Capital Remains King

Posted February 1, 2015
By Clay Cerny

 

David Cay Johnston is one of my favorite writers on economics. He presents complex issues in language that is easy to follow and compelling to read. In a commentary published by Al Jazeera, Johnston notes that the recent growth in the U.S economy has not led to a growth in income reported on income taxes. In fact, average income reported dropped from $63,297 in 2012 to $61,668 in 2013. Johnson also presents a chart that tracks labor’s share of income since WWII. Since 2001, capital has been taking a bigger and bigger piece of the pie. He points to political factors, such as the outsourcing of factory jobs due to trade deals. He cites President Obama’s 2011 deal with South Korea as costing “thousands of manufacturing jobs.” He also demonstrates that all working people have been losers recently. While those making $250,000 or more a year did see a 4.8% increase in their reported income in 2013, their total income fell by 8.6% and average income by 12.8%.
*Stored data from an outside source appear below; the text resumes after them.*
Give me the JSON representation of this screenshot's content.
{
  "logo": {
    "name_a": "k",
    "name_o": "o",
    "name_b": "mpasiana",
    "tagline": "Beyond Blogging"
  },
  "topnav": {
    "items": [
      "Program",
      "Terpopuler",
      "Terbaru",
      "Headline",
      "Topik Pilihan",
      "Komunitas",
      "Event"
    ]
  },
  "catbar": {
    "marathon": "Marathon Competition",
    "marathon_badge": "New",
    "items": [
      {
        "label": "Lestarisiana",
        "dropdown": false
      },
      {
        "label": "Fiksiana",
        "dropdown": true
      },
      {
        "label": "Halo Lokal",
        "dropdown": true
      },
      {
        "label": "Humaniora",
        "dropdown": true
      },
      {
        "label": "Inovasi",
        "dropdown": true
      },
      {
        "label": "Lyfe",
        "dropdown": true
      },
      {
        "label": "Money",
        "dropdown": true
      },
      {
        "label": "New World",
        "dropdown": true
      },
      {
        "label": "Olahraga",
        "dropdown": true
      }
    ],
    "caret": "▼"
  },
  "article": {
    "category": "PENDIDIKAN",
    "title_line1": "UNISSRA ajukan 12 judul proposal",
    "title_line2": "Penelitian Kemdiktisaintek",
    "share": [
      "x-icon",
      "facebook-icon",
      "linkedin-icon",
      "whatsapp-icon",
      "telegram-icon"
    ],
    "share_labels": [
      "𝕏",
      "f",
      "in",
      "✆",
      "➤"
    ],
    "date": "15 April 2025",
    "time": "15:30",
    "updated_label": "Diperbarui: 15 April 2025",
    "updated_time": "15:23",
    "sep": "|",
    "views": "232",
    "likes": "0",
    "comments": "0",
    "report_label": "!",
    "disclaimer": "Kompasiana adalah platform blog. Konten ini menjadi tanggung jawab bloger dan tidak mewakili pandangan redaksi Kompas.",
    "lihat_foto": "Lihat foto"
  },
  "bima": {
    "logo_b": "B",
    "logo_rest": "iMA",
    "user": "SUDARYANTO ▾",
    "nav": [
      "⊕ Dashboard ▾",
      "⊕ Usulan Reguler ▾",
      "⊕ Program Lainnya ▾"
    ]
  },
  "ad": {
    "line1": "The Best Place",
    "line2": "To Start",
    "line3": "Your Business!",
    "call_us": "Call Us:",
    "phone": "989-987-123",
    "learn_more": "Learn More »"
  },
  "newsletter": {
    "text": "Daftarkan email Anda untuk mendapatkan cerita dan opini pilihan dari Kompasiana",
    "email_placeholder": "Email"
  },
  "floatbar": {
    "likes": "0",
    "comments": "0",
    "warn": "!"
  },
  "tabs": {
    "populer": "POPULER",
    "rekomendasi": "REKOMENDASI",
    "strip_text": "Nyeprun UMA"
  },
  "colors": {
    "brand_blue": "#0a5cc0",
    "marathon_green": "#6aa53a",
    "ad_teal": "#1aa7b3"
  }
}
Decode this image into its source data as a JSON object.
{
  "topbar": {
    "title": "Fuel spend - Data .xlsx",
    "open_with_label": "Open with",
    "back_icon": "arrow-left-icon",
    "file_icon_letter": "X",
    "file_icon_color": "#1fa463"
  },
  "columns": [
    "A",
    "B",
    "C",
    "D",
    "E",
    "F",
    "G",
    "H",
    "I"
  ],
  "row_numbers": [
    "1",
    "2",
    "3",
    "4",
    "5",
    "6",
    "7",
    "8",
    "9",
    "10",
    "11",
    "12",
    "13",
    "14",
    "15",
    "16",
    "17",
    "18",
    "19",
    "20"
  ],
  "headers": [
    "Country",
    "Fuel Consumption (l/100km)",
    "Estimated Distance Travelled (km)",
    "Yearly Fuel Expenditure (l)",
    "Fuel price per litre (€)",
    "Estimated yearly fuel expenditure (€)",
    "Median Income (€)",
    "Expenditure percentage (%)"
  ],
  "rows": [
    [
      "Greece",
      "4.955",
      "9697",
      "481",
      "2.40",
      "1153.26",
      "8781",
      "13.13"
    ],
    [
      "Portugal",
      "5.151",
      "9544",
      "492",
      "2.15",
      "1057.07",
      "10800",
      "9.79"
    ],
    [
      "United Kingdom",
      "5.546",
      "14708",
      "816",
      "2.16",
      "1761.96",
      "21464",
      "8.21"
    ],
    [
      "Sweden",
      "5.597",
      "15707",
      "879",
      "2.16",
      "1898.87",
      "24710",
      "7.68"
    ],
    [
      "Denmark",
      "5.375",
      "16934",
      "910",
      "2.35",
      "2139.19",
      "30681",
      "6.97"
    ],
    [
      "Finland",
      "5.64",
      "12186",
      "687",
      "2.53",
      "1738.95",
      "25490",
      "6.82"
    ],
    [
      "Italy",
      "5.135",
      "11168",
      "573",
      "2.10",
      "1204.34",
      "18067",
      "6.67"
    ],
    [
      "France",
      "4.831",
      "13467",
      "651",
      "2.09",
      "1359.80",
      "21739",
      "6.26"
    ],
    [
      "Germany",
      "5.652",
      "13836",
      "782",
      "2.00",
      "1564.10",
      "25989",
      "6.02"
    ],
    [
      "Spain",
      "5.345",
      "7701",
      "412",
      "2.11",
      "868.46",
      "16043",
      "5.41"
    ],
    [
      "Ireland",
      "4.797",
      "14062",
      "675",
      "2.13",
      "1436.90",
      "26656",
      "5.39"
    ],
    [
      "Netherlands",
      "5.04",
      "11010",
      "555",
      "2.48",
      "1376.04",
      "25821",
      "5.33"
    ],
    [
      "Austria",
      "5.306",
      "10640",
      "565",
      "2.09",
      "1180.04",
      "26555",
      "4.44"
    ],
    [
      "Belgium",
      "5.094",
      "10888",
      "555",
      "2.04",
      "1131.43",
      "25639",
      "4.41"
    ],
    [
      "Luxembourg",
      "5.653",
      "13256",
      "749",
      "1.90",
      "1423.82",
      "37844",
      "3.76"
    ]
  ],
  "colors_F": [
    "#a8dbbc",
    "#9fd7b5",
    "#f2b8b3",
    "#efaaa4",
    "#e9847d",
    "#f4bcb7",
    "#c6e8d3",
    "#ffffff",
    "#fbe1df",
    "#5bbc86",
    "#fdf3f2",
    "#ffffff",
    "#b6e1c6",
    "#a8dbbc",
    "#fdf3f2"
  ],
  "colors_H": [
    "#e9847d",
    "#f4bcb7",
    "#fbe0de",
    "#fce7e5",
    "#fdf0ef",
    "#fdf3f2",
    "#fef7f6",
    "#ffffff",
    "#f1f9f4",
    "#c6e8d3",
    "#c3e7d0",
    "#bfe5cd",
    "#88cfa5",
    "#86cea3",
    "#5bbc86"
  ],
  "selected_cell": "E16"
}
What’s the moral of the story? The investor class is king. Workers are more productive than ever. Unemployment is down. Somehow, reported income is declining for all working people. As Johnston warns at the end of his commentary, “The American economy is getting bigger, but average incomes are shrinking. If that trend continues, it will eventually spell economic, social and political trouble for the country.” Johnston’s words frighten me more than ISIL. The real terror is economic.